Depois de um show diretamente do além de Sinatra e Jobim, foi a vez da mais injustiçada de todas as zonas classificatórias: a Oceania. Ela não tem vaga definida, apesar de o mundo todo ter que engolir a campanha da Nova Zelândia na Copa passada – a única invicta. Talvez por isso Zagallo tenha sido escolhido para participar do sorteio oceânico. O octogenário ainda garantiu que o Brasil será hexa em 2014. Só resta saber se ele estará vivo até lá para ver sua predição se cumprir. Certeza mesmo é que as eliminatórias da Oceania serão as mais bonitas de todas. Bom futebol? Não, ilhas paradisíacas.
Por fim, a Europa. O sorteio mais aguardado do dia coube a Ronaldo e Ganso.

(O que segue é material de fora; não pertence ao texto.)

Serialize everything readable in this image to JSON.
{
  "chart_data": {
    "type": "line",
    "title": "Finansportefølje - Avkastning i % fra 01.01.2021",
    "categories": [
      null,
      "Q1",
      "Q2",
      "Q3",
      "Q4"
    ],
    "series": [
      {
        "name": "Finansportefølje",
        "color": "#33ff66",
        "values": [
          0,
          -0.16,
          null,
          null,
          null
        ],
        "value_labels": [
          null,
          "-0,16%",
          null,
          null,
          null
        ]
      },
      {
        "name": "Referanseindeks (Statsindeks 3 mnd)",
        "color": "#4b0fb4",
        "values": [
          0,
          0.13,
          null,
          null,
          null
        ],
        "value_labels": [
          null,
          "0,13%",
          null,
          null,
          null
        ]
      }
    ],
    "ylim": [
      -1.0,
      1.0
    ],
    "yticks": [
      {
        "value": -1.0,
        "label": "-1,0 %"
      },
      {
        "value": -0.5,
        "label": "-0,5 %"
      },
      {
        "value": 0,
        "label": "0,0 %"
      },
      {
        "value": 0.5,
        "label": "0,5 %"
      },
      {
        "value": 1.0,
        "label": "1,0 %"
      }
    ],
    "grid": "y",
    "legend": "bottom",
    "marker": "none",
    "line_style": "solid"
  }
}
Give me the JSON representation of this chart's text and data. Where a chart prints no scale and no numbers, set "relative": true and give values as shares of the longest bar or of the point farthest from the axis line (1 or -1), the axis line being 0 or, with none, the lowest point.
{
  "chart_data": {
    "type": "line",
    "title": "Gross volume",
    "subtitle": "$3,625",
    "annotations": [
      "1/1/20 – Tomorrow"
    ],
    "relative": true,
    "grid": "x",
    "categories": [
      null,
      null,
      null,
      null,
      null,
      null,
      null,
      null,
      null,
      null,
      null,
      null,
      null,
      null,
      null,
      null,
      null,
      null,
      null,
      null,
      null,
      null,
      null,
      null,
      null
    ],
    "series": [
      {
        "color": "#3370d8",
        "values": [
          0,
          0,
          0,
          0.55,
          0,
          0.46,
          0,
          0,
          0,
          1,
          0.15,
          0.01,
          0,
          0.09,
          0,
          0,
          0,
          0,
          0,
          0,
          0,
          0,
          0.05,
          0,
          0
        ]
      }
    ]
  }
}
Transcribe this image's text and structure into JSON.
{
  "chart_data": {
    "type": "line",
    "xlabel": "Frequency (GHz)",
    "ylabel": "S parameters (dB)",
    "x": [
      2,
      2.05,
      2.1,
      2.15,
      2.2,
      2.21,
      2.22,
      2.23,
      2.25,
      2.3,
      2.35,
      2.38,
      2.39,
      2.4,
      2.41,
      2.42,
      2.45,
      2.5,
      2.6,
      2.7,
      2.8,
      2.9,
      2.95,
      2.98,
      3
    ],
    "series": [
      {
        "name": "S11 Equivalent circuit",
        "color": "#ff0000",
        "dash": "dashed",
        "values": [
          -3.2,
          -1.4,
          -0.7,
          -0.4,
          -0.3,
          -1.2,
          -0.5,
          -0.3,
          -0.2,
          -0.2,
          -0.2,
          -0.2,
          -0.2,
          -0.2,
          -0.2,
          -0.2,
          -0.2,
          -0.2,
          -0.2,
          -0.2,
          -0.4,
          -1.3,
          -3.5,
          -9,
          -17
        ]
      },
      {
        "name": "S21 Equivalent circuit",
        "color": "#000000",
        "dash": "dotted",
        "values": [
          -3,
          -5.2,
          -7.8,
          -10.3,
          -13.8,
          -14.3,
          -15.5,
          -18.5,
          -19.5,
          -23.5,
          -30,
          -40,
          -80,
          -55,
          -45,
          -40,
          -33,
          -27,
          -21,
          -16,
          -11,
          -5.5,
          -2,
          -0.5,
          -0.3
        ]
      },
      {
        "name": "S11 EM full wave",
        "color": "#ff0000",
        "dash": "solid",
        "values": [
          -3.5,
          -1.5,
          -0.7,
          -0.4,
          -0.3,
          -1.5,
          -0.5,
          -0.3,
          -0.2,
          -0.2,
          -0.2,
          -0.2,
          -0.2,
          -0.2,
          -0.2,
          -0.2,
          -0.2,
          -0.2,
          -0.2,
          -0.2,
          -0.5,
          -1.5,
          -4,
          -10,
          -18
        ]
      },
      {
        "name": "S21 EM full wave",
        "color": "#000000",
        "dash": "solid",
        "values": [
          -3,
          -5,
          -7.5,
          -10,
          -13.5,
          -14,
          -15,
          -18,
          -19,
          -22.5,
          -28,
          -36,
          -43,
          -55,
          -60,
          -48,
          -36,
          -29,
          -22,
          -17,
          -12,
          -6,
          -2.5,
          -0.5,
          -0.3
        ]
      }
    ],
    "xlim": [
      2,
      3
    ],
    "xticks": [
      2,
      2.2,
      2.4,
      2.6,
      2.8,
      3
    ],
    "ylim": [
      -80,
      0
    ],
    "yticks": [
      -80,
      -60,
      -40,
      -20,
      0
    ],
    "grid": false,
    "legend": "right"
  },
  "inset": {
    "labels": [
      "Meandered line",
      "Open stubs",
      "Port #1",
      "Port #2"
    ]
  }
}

Enquanto o santista demonstrava seu bom gosto em um terno risca de giz, o Fenômeno não cabia no seu. Se tivessem jogado juntos, teriam dado muito trabalho aos adversários. E mesmo nunca tendo atuado no mesmo time, fizeram um belo estrago na zona classificatória europeia.
Ganso acabou com a parceria entre Ucrânia e Polônia, sedes da Euro-2012, que duelarão pela vaga na Copa – isso se passarem pela Inglaterra. Mas quem caprichou mesmo no sorteio europeu foi Ronaldo. O Fenômeno colocou Croácia e Sérvia em pé de guerra novamente – desta vez, não nos campos de batalha; complicou a vida da já complicada seleção italiana, em uma chave com Dinamarca, República Tcheca e Bulgária; e se já não bastasse, acabou com o sono de espanhóis e franceses pelos próximos três anos, com apenas uma vaga direta na Copa para eles.
Pode-se dizer que a Copa do Mundo no Brasil já começou. Sem estádios, sem credibilidade e sem-vergonha, infelizmente. Só mesmo o tempo poderá dizer se estamos no caminho certo. Enquanto isso, gostaria de ter os meus 5 centavos de volta. Eles fazem a diferença no troco do supermercado.